28. Hukuk Genel Kurulunda yapılan görüşmeler sırasında, Özel Daire bozma kararında gösterilen nedenlerle direnme kararının bozulması gerektiği görüşü ileri sürülmüş ise de, bu görüş Kurul çoğunluğunca benimsenmemiştir.
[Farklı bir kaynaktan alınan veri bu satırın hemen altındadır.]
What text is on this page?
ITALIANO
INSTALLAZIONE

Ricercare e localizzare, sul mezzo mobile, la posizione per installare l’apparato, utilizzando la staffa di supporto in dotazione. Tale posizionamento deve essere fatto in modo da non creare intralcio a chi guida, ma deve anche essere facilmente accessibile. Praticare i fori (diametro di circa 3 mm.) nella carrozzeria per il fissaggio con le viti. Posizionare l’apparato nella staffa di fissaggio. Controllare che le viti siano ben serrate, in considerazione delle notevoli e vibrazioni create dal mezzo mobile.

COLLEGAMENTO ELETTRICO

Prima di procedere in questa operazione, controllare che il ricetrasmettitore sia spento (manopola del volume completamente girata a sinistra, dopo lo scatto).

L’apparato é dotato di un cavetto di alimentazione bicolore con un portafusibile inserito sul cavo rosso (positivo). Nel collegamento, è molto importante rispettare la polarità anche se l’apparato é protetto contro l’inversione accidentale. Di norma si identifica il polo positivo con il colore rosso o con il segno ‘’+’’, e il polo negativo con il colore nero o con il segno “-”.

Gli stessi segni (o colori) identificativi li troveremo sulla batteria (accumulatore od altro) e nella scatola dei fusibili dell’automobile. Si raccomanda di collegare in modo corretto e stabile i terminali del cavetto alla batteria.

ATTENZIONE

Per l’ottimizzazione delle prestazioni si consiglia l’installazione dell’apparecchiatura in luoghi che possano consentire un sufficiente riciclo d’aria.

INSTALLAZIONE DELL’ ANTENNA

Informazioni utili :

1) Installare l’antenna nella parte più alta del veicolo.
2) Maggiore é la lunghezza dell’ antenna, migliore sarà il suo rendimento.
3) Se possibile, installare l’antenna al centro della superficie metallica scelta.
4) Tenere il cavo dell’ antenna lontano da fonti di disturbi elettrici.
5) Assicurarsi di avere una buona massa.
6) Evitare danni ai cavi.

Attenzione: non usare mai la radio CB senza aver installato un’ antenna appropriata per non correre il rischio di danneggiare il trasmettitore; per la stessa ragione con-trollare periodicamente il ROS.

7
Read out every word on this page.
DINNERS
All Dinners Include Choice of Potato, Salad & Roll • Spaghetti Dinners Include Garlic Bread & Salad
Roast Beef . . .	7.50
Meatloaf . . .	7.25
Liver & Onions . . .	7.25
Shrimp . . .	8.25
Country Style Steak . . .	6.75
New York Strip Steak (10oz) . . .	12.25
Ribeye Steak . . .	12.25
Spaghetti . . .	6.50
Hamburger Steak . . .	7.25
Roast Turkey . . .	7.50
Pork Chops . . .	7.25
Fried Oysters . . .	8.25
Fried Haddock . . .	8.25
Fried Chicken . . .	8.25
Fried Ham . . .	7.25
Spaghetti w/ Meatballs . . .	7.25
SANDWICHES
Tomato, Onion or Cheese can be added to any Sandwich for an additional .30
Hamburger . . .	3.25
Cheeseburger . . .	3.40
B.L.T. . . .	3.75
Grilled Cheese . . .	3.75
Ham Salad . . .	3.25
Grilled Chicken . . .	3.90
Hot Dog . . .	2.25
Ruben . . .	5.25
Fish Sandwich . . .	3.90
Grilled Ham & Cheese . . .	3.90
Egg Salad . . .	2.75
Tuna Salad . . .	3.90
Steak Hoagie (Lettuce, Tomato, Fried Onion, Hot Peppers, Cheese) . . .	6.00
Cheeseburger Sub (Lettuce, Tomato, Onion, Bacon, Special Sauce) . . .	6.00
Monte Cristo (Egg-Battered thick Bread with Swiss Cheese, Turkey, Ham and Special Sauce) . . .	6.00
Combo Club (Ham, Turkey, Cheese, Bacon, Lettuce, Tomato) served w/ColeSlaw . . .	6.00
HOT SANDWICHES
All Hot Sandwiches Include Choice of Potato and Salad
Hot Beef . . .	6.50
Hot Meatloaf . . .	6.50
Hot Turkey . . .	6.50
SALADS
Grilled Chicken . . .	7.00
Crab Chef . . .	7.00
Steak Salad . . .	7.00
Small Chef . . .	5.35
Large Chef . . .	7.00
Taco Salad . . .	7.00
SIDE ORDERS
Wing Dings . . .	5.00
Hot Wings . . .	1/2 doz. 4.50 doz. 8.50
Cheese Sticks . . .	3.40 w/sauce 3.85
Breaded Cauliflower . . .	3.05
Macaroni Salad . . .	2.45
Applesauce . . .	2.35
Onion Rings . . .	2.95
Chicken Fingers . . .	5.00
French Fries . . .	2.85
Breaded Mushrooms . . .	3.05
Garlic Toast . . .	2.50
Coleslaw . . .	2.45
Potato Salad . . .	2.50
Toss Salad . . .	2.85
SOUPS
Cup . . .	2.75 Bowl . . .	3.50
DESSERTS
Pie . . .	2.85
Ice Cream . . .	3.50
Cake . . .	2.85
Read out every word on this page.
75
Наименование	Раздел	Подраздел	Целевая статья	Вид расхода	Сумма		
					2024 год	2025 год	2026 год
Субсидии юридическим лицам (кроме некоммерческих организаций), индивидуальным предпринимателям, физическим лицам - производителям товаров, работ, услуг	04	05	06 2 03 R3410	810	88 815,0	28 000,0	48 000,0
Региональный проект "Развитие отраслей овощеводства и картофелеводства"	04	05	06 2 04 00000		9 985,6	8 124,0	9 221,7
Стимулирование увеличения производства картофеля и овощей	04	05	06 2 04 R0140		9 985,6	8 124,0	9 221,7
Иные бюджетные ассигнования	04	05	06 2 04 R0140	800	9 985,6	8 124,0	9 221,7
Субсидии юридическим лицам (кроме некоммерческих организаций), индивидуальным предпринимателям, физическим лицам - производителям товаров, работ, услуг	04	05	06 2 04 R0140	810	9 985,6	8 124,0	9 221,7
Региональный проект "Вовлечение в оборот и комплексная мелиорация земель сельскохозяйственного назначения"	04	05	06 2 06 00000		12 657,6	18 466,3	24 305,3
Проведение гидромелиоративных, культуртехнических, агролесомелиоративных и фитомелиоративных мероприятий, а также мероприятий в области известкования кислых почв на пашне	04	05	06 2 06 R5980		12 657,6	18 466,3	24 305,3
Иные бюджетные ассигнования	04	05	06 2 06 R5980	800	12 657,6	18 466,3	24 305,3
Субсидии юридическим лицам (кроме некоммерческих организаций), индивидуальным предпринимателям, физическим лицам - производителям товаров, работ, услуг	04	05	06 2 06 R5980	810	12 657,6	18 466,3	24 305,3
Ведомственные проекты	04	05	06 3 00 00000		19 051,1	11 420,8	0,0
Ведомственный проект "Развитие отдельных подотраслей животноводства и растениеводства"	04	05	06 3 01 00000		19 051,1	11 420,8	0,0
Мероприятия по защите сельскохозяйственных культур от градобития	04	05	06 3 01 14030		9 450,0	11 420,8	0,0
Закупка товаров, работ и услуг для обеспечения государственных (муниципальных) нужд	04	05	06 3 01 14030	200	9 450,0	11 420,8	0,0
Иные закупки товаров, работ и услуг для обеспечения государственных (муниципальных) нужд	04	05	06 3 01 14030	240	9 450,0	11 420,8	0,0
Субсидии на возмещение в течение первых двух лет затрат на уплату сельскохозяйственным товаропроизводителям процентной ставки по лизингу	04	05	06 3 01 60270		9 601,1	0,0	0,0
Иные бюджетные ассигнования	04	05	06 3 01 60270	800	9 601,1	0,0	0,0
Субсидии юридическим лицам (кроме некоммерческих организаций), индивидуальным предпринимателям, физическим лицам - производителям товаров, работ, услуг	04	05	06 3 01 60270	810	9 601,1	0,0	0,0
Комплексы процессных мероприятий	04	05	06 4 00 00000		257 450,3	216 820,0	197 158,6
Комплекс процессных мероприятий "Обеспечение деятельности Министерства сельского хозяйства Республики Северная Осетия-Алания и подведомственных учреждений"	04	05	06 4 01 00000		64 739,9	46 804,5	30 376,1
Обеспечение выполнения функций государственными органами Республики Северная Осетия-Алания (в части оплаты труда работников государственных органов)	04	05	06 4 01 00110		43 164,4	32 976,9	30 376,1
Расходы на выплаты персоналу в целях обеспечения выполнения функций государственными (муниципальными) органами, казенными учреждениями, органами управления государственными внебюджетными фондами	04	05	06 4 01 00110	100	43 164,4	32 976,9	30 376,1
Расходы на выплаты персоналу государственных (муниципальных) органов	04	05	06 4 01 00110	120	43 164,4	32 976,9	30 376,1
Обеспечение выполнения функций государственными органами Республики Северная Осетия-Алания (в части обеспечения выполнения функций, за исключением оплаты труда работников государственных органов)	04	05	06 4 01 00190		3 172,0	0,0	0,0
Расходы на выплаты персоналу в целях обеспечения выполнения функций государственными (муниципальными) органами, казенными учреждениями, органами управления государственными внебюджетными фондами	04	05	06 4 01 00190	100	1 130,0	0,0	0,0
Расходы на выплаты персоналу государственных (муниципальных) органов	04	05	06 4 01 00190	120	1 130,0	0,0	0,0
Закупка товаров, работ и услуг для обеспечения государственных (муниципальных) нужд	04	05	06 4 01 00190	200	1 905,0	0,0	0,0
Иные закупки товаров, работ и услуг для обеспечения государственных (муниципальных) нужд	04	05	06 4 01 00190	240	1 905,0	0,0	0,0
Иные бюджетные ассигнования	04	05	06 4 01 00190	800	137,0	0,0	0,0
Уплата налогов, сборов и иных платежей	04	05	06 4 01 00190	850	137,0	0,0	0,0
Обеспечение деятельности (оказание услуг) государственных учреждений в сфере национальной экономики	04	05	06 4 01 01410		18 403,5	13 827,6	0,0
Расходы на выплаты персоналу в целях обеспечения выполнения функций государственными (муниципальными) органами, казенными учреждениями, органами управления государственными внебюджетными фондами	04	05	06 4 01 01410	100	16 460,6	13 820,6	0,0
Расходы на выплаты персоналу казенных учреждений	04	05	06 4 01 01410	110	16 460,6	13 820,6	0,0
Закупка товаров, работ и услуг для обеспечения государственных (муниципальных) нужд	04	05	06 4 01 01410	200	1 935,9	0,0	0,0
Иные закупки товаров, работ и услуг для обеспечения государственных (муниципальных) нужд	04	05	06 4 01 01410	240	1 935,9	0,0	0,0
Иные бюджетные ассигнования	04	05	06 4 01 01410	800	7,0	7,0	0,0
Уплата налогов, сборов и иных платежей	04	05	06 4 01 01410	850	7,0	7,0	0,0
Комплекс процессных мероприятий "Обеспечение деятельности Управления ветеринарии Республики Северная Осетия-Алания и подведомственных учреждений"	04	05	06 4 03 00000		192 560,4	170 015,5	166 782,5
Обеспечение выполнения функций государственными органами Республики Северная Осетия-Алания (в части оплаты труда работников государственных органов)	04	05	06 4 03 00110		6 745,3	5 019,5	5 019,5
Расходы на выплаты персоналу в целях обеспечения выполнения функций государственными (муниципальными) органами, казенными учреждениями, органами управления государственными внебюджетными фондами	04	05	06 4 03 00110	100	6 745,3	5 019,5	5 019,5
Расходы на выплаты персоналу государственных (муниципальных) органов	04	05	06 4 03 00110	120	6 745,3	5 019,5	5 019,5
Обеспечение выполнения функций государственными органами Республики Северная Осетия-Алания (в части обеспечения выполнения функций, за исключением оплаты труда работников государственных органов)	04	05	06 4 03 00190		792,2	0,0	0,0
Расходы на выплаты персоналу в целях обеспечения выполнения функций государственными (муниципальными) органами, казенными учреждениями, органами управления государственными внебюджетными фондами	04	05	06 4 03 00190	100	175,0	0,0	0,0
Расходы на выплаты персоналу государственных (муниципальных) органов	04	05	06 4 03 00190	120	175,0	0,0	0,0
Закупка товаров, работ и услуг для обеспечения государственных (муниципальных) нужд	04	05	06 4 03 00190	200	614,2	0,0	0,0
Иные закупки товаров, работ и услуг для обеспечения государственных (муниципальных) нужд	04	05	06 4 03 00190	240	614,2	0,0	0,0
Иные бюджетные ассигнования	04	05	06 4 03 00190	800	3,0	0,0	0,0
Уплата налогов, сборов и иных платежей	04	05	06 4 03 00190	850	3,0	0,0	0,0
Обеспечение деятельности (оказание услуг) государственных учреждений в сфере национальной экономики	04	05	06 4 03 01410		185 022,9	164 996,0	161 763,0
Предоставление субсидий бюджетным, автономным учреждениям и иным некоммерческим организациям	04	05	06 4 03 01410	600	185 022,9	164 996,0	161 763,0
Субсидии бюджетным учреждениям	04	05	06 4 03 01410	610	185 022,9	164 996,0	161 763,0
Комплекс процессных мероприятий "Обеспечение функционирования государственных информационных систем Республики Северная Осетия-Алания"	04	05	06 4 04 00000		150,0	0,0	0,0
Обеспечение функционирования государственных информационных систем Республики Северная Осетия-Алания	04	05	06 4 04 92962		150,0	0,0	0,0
29. Hâl böyle olunca mahkemenin direnme kararının açıklanan nedenlerle onanması gerekmiştir.
IV. SONUÇ:
Açıklanan nedenlerle;
Borçlu vekilinin temyiz itirazlarının reddi ile direnme kararının ONANMASINA,
Harç peşin alındığından harç alınmasına yer olmadığına,
2004 sayılı İcra ve İflas Kanunu’na 5311 sayılı Kanun’un 29. maddesi ile eklenen geçici 7. maddesinin göndermesi ile uygulanması gereken İİK’nın 366/III. maddesi uyarınca kararın tebliğden itibaren on gün içerisinde karar düzeltme yolu açık olmak üzere, 29.06.2022 tarihinde yapılan ikinci görüşmede oy çokluğu ile karar verildi.